Die patientennahe Labordiagnostik, auch Point of Care Testing (POCT) genannt, kann in der Regel sehr kurze Analysezeiten gewährleisten und verursacht dank direkter Zufuhr von Patientenmaterial (z. B. Kapillarblut) in das POCT-Gerät so gut wie keinen präanalytischen Aufwand. Die Anwendung von POCT ist vor allem dann sinnvoll, wenn die Einzelbestimmung eine sofortige therapeutische Konsequenz zur Folge hat. Automatisierte, seriell durchgeführte patientennahe Analysen sind regulatorisch nicht als POCT, sondern als vollwertige Laborbestimmungen anzusehen. Wenn ein Test nicht in einem Zentrallabor, sondern am Patientenbett durchgeführt werden kann oder soll, sind es häufig laborunerfahrene Pflegekräfte oder medizinische Fachangestellte, die nach einer adäquaten Schulung die Testungen übernehmen.
Das Tempo, in dem neuartige Analysetechniken entstehen und auch neue Anwendungen für POCT-Methoden gefunden werden, ist derzeit besonders beeindruckend. Die Coronavirus-Pandemie hat die herausragende Bedeutung und Leistungsfähigkeit des POCT eindrucksvoll beispielsweise durch die Weiterentwicklung von POCT-fähigen molekularen Nachweisverfahren für Infektionserreger bewiesen. POCT ist in manchen Bereichen zu einem festen Bestandteil vieler klinischer Algorithmen geworden.
Status quo
Patientennahe labordiagnostische Verfahren haben sich in den vergangenen beiden Jahrzehnten stark verbreitet. Im ambulanten Bereich, zum Beispiel in Arztpraxen, werden oft POCT-Analysen von nur wenigen Kenngrößen wie Blutzucker, HbA1c oder INR vorgehalten, während in Krankenhäusern häufig verschiedenste Analysen am POC durchgeführt werden. Wenn ein mittelgroßes Krankenhaus ohne Zentrallabor auskommen muss, resultiert daraus häufig ein Szenario, das mit dem Oxymoron „POCT-Labor“ umschrieben wird.

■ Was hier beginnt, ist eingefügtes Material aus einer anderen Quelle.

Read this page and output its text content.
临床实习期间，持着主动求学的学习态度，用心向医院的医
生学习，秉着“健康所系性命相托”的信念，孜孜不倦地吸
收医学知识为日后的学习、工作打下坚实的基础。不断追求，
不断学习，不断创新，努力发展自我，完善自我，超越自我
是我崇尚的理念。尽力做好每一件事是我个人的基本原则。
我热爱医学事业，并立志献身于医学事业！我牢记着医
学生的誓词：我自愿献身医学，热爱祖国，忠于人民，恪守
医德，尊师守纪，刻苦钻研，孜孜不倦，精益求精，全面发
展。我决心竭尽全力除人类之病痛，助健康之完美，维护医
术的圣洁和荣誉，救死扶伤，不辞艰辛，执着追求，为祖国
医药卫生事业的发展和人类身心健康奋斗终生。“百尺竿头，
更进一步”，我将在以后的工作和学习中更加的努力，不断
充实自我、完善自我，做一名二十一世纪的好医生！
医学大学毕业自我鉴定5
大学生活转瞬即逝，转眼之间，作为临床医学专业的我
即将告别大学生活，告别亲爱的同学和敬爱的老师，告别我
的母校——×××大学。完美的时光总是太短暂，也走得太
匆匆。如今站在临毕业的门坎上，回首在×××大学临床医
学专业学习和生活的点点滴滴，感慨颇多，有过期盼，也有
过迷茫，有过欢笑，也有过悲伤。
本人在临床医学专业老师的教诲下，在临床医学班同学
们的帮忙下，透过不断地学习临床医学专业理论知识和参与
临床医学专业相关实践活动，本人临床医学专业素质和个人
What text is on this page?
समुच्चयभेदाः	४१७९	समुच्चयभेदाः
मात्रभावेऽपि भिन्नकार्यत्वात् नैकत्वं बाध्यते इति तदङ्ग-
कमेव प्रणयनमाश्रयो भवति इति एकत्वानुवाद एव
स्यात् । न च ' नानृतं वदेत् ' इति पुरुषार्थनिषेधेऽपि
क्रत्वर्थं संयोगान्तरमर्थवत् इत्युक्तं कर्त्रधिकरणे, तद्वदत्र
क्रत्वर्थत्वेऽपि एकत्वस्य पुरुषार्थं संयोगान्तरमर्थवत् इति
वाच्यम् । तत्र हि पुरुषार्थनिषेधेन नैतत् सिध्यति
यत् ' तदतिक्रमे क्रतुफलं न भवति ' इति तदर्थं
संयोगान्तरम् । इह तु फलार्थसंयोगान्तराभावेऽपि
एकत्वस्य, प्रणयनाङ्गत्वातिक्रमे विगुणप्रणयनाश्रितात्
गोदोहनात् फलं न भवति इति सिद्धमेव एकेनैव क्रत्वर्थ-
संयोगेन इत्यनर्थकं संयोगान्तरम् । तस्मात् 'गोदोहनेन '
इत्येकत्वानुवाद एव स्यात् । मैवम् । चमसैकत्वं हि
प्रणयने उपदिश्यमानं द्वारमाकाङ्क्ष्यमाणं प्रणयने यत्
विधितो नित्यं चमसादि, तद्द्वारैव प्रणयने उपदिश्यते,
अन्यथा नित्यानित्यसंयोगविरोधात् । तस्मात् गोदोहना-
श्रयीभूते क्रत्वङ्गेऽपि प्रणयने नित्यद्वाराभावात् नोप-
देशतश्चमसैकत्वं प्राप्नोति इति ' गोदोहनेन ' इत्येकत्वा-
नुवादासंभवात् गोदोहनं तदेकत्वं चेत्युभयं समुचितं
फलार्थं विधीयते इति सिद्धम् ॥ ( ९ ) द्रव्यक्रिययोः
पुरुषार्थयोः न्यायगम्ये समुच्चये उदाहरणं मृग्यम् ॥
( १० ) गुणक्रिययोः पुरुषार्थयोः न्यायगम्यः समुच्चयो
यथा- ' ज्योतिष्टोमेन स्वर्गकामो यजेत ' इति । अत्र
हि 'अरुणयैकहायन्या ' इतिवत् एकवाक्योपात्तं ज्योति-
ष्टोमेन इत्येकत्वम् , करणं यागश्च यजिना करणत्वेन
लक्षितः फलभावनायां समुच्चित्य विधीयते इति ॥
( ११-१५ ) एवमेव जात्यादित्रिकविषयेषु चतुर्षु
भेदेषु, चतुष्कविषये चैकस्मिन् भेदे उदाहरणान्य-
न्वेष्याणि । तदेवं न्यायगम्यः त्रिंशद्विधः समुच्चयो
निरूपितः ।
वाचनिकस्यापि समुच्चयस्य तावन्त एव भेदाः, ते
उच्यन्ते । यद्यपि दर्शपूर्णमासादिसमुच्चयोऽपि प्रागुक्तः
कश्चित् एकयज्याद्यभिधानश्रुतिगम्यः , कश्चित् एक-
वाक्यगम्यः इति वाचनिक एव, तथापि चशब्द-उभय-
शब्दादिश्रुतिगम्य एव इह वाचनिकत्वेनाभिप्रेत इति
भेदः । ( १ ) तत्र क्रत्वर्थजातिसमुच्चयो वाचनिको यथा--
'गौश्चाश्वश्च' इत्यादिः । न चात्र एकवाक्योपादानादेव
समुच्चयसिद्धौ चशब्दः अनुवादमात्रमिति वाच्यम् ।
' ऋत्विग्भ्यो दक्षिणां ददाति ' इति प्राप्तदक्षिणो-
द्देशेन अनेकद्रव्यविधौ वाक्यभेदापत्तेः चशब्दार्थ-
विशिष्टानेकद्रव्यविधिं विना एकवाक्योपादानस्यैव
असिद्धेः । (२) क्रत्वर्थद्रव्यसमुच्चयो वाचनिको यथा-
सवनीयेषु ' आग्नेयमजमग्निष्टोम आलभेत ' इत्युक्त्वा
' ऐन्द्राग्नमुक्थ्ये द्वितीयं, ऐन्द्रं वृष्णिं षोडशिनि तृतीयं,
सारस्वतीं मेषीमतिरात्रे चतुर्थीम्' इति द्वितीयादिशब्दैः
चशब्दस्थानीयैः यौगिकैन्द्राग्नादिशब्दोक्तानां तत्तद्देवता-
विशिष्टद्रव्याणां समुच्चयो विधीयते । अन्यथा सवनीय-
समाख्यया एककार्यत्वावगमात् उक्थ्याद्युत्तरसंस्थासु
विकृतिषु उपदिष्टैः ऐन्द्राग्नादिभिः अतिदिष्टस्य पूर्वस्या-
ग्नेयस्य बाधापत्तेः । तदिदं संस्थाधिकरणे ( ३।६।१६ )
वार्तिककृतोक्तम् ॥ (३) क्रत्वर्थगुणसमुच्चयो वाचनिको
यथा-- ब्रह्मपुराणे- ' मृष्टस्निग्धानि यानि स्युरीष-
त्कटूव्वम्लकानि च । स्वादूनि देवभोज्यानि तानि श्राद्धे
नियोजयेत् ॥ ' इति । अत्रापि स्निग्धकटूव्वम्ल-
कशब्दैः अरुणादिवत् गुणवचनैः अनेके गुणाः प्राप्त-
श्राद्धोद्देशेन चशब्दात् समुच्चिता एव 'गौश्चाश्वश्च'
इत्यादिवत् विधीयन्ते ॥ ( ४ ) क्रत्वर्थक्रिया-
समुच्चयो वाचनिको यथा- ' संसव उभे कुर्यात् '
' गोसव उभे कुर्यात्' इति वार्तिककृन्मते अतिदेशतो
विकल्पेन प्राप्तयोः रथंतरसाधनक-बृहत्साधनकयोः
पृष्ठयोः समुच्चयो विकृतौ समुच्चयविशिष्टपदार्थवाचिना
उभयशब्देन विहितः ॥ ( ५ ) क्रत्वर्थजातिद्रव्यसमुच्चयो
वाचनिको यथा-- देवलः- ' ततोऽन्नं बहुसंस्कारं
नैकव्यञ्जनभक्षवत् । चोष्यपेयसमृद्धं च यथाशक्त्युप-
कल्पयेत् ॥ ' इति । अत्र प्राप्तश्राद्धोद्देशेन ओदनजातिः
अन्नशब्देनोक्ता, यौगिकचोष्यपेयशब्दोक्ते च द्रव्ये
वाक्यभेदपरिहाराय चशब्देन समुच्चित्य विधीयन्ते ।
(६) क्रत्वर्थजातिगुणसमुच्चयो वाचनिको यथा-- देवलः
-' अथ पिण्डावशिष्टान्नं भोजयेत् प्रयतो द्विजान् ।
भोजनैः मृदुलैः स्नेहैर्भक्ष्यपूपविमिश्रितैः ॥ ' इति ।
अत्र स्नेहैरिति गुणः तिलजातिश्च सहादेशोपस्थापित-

Wenn viele verschiedene Tests auf vielen unterschiedlichen Geräten durchgeführt werden sollen, stellt dies für das Pflegepersonal häufig eine große Herausforderung dar; Fehler in der Bedienung der unterschiedlichen Systeme sind häufig vorprogrammiert. Dieses Szenario, das in Trillium Diagnostik bereits vor zehn Jahren mit einem „Bauchladen“ verglichen wurde [1], sollte von der jeweiligen Klinikleitung aus Qualitäts- und Effizienzgründen unbedingt kritisch hinterfragt werden. Die damalige Forderung nach einer Konsolidierung der POCT-Analysesysteme ist also weiterhin nicht von der Hand zu weisen.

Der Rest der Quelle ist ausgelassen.